We parted, and I went down to the plaza and sat on a bench under the palms for an hour. Then I went up to the corner and fought for a seat on a Tijuana stage.

Fifteen or more miles of dusty riding—packed five in a seat meant for three—a momentary halt at the Immigration Station on the line, and I was climbing out of the stage at the entrance to the race track. The ponies had been running for some time, but the turnstiles were still spinning a steady stream of customers into the track. I turned my back on the gate and went over to the row of jitneys in front of the Monte Carlo—the big wooden casino—got into one, and was driven over to the Old Town.

The Old Town had a deserted look. Nearly everybody was over watching the dogs do their stuff. Gorman's freckled face showed over a drink of mescal when I entered the Golden Horseshoe. I hoped he had a good constitution. He needed one if he was going to do his sleuthing on a distilled cactus diet.

The welcome I got from the Horseshoers was just like a homecoming. Even the bartender with the plastered-down curls gave me a grin.

“Where's Kewpie?” I asked.

“Brother-in-lawing, Ed?” a big Swede girl leered at me. “I'll see if I can find her for you.”

Kewpie came through the back door just then.

“Hello, Painless!” She climbed all over me, hugging me, rubbing her face against mine, and the Lord knows what all. “Down for another swell souse?”

“No,” I said, leading her back toward the stalls. “Business this time. Where's Ed?”

“Up north. His wife kicked off and he's gone to collect the remains.”

“That makes you sorry?”

She showed her big white teeth in a boy's smile of pure happiness.

“You bet! It's tough on me that papa has come into a lot of sugar.”

I looked at her out of the corner of my eyes—a glance that was supposed to be wise.

“And you think Ed's going to bring the jack back to you?”

Her eyes snapped darkly at me.

“What's eating you?” she demanded.

I smiled knowingly.

“One of two things is going to happen,” I predicted. “Ed's going to ditch you—he was figuring on that, anyway—or he's going to need every brownie he can scrape up to keep his neck from being—”

“You God-damned liar!”

Her right shoulder was to me, touching my left. Her left hand flashed down under her short skirt. I pushed her shoulder forward, twisting her body sharply away from me. The knife her left hand had whipped up from her leg jabbed deep into the underside of the table. A thick-bladed knife, I noticed, balanced for accurate throwing.

She kicked backward, driving one of her sharp heels into my ankle. I slid my left arm around behind her and pinned her elbow to her side just as she freed the knife from the table.
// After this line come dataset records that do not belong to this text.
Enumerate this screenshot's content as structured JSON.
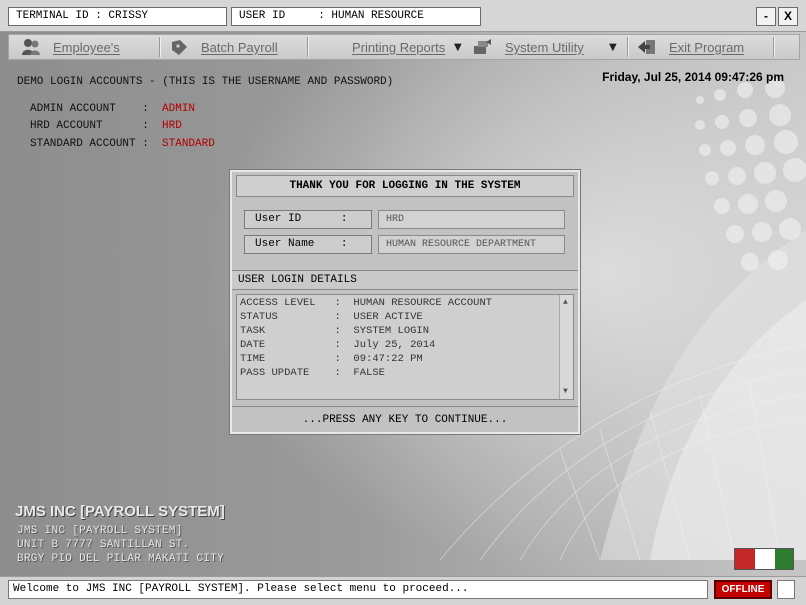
{
  "header": {
    "terminal": "TERMINAL ID : CRISSY",
    "user": "USER ID     : HUMAN RESOURCE",
    "minimize": "-",
    "close": "X"
  },
  "menu": {
    "employees": "Employee's",
    "batch_payroll": "Batch Payroll",
    "printing_reports": "Printing Reports",
    "system_utility": "System Utility",
    "exit_program": "Exit Program"
  },
  "datetime": "Friday, Jul 25, 2014  09:47:26 pm",
  "demo": {
    "title": "DEMO LOGIN ACCOUNTS - (THIS IS THE USERNAME AND PASSWORD)",
    "accounts": [
      {
        "label": "ADMIN ACCOUNT    :  ",
        "value": "ADMIN"
      },
      {
        "label": "HRD ACCOUNT      :  ",
        "value": "HRD"
      },
      {
        "label": "STANDARD ACCOUNT :  ",
        "value": "STANDARD"
      }
    ]
  },
  "dialog": {
    "title": "THANK YOU FOR LOGGING IN THE SYSTEM",
    "userid_label": "User ID      :",
    "userid_value": "HRD",
    "username_label": "User Name    :",
    "username_value": "HUMAN RESOURCE DEPARTMENT",
    "details_title": "USER LOGIN DETAILS",
    "details": [
      "ACCESS LEVEL   :  HUMAN RESOURCE ACCOUNT",
      "STATUS         :  USER ACTIVE",
      "TASK           :  SYSTEM LOGIN",
      "DATE           :  July 25, 2014",
      "TIME           :  09:47:22 PM",
      "PASS UPDATE    :  FALSE"
    ],
    "continue": "...PRESS ANY KEY TO CONTINUE..."
  },
  "company": {
    "title": "JMS INC [PAYROLL SYSTEM]",
    "line1": "JMS INC [PAYROLL SYSTEM]",
    "line2": "UNIT B 7777 SANTILLAN ST.",
    "line3": "BRGY PIO DEL PILAR MAKATI CITY",
    "logo": "JMS Inc."
  },
  "status": {
    "message": "Welcome to JMS INC [PAYROLL SYSTEM]. Please select menu to proceed...",
    "connection": "OFFLINE"
  },
  "colors": {
    "accent_red": "#b30000",
    "offline_red": "#c40000",
    "logo_green": "#2e7d32"
  }
}
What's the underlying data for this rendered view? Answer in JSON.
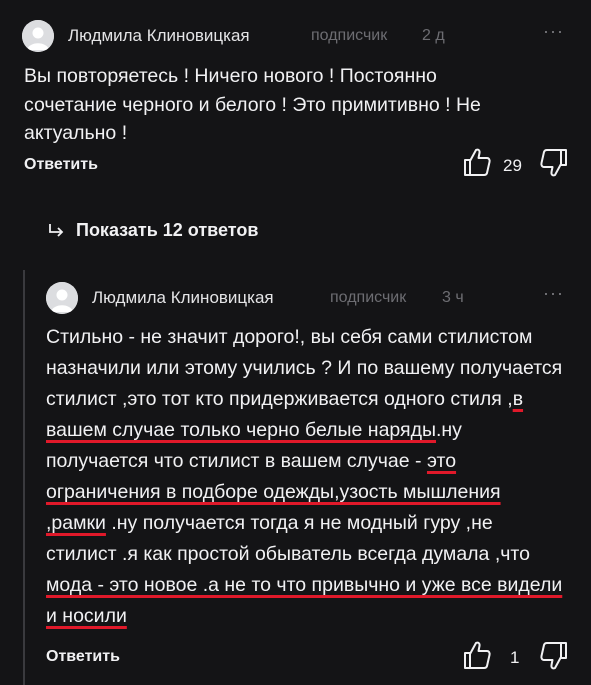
{
  "comments": [
    {
      "author": "Людмила Клиновицкая",
      "role": "подписчик",
      "time": "2 д",
      "lines": [
        "Вы повторяетесь ! Ничего нового ! Постоянно",
        "сочетание черного и белого ! Это примитивно ! Не",
        "актуально !"
      ],
      "reply_label": "Ответить",
      "likes": "29"
    },
    {
      "author": "Людмила Клиновицкая",
      "role": "подписчик",
      "time": "3 ч",
      "text_parts": [
        "Стильно - не значит дорого!, вы себя сами стилистом назначили или этому учились ? И по вашему получается стилист ,это тот кто придерживается одного стиля ,",
        "в вашем случае только черно белые наряды",
        ".ну получается что стилист в вашем случае - ",
        "это ограничения в подборе одежды,узость мышления ,рамки",
        " .ну получается тогда я не модный гуру ,не стилист .я как простой обыватель всегда думала ,что ",
        "мода - это новое .а не то что привычно и уже все видели и носили"
      ],
      "reply_label": "Ответить",
      "likes": "1"
    }
  ],
  "show_replies_label": "Показать 12 ответов",
  "colors": {
    "background": "#141416",
    "underline": "#e0192a",
    "muted": "#6d6d72"
  },
  "icons": [
    "avatar-user-icon",
    "more-dots-icon",
    "thumbs-up-icon",
    "thumbs-down-icon",
    "reply-arrow-icon"
  ]
}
“What th' hell's all 'is?”

I looked up.

Across the table a man stood glaring at me—legs apart, fists on hips. He was a big man, and ugly. A tall, raw-boned man with wide shoulders, out of which a long, skinny yellow neck rose to support a little round head. His eyes were black shoe-buttons stuck close together at the top of a little mashed nose. His mouth looked as if it had been torn in his face, and it was stretched in a snarl now, baring a double row of crooked brown teeth.

“Where d' yuh get 'at stuff?” this lovely person roared at me.
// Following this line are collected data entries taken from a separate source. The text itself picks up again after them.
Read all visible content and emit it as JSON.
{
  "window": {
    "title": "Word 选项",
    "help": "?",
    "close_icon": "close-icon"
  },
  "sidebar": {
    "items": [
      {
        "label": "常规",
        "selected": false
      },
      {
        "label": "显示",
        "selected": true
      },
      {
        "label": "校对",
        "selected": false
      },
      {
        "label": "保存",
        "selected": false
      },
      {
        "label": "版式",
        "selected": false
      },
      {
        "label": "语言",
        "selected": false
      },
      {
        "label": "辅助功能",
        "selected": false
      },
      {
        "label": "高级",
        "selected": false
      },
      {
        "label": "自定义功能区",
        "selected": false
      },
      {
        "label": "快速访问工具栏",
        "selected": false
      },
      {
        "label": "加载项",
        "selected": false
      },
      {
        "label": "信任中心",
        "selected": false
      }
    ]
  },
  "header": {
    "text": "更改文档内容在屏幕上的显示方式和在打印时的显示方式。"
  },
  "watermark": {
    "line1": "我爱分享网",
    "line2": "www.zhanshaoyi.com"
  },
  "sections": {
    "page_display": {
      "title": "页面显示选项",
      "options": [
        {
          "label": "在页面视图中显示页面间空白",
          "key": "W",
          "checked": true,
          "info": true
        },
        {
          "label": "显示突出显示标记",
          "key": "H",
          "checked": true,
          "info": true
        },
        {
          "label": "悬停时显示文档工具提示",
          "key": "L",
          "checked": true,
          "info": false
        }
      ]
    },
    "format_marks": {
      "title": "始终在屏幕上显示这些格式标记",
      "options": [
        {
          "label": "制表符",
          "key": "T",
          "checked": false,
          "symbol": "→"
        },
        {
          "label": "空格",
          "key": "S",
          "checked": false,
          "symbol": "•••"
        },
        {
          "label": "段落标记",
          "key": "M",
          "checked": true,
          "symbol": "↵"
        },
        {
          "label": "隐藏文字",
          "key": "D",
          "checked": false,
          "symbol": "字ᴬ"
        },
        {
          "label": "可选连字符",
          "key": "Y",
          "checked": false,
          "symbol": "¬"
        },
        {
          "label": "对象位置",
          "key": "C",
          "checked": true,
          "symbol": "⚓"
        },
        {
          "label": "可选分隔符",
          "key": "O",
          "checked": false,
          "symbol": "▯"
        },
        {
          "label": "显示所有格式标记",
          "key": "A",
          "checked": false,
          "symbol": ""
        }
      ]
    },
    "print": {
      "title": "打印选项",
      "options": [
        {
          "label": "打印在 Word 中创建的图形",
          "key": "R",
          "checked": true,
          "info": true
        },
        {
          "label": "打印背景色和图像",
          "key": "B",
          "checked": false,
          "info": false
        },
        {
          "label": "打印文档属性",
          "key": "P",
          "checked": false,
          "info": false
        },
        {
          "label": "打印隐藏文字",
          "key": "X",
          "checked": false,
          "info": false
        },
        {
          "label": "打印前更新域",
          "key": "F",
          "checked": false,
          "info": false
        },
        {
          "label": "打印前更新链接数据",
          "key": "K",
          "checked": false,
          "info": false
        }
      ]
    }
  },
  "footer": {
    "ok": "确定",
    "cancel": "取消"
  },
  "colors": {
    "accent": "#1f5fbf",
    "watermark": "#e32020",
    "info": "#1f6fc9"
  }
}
He was too tough to reason with.

“If you're a waiter,” I told him, “bring me a bottle of beer and something for the kid. If you're not a waiter—sneak.”
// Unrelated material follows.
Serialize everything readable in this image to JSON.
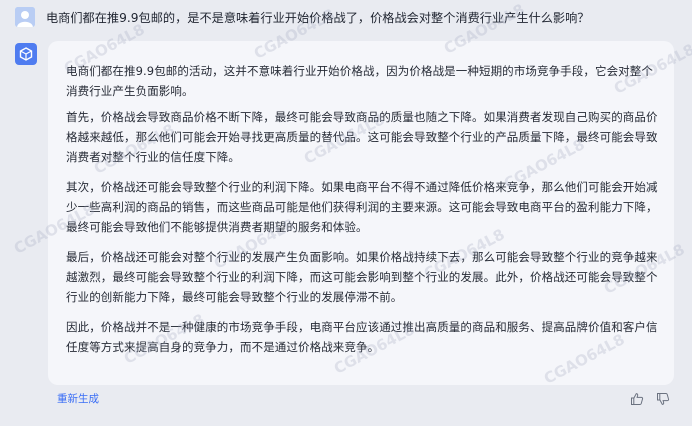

He leaned over the table and I gathered my feet in. It looked like I was going to need them to move around on.

“I'll bring yuh a—”

The girl wriggled out of my hands and shut him up.

“Mine's liquor,” she said sharply.

He snarled, looked from one of us to the other, showed me his dirty teeth again, and wandered away.

“Who's your friend?”

“You'll do well to lay off him,” she advised me, not answering my question.

Then she slid her knife back in its hiding place under her skirt and twisted around to face me.

“Now what's all this about Ed being in trouble?”

“You read about the killing in the papers?”

“Yes.”

“You oughtn't need a map, then,” I said. “Ed's only out is to put the job on you. But I doubt if he can get away with that. If he can't, he's nailed.”

“You're crazy!” she exclaimed. “You weren't too drunk to know that both of us were here with you when the killing was done.”

“I'm not crazy enough to think that proves anything,” I corrected her. “But I am crazy enough to expect to go back to San Francisco wearing the killer on my wrist.”

She laughed at me. I laughed back and stood up.

“See you some more,” I said as I strolled toward the door.

I returned to San Diego and sent a wire to Los Angeles, asking for another operative. Then I got something to eat and spent the evening lying across the bed in my hotel room smoking and scheming and waiting for Gorman.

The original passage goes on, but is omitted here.